Whitehill declined to state Avanti’s total revenue, but said capacity sales doubled from 2018 to 2019, reaching $62 million. Avanti’s goal is to generate $100 million in annual revenue from capacity sales in 2021 or 2022, he said.
“If we can do that, and get our capacity utilization to industry norm, say around 70 or 80 percent, then we would get to the $100 million range,” he said. “We would then turn our attention to what our next phase looks like.”
That next phase would likely involve small geostationary satellites around 300 kilograms — not unlike the approach favored by GapSat and Astranis — that would be significantly cheaper and faster to build than traditional multi-ton satellites.

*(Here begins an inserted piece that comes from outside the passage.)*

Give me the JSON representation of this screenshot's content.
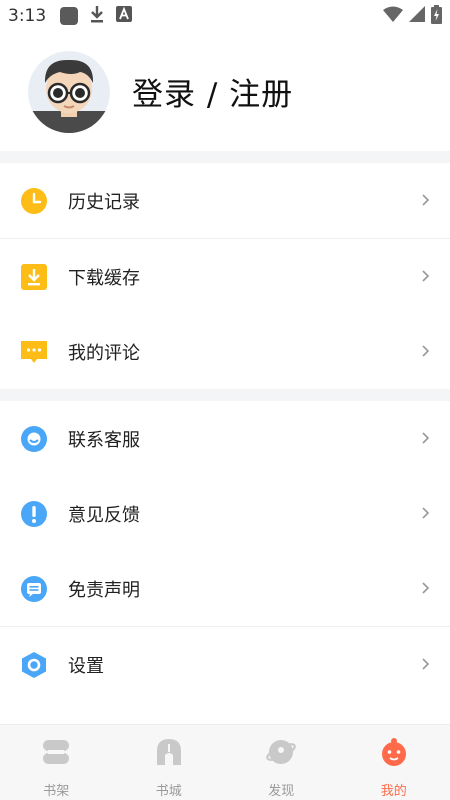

Operators pursuing small GEO satellites plan to use them for niche applications where they only need coverage over an area the size of a country or state. A typical multiton GEO satellite can cover up to a third of the planet.
Whitehill said Avanti hasn’t discussed small GEOs with manufacturers yet, but is looking to spend $50 million to $60 million on a satellite that can be ready to launch in 12 to 18 months from contract signing.
“The next phase of growth would have to be where we have a compelling business case around much smaller satellites,” he said. “We don’t need to go through a four-year, $400 million journey to launch another satellite.”
Whitehill said he is fond of the idea of manifesting a small GEO as a rideshare on a larger rocket as a means to keep launch costs low.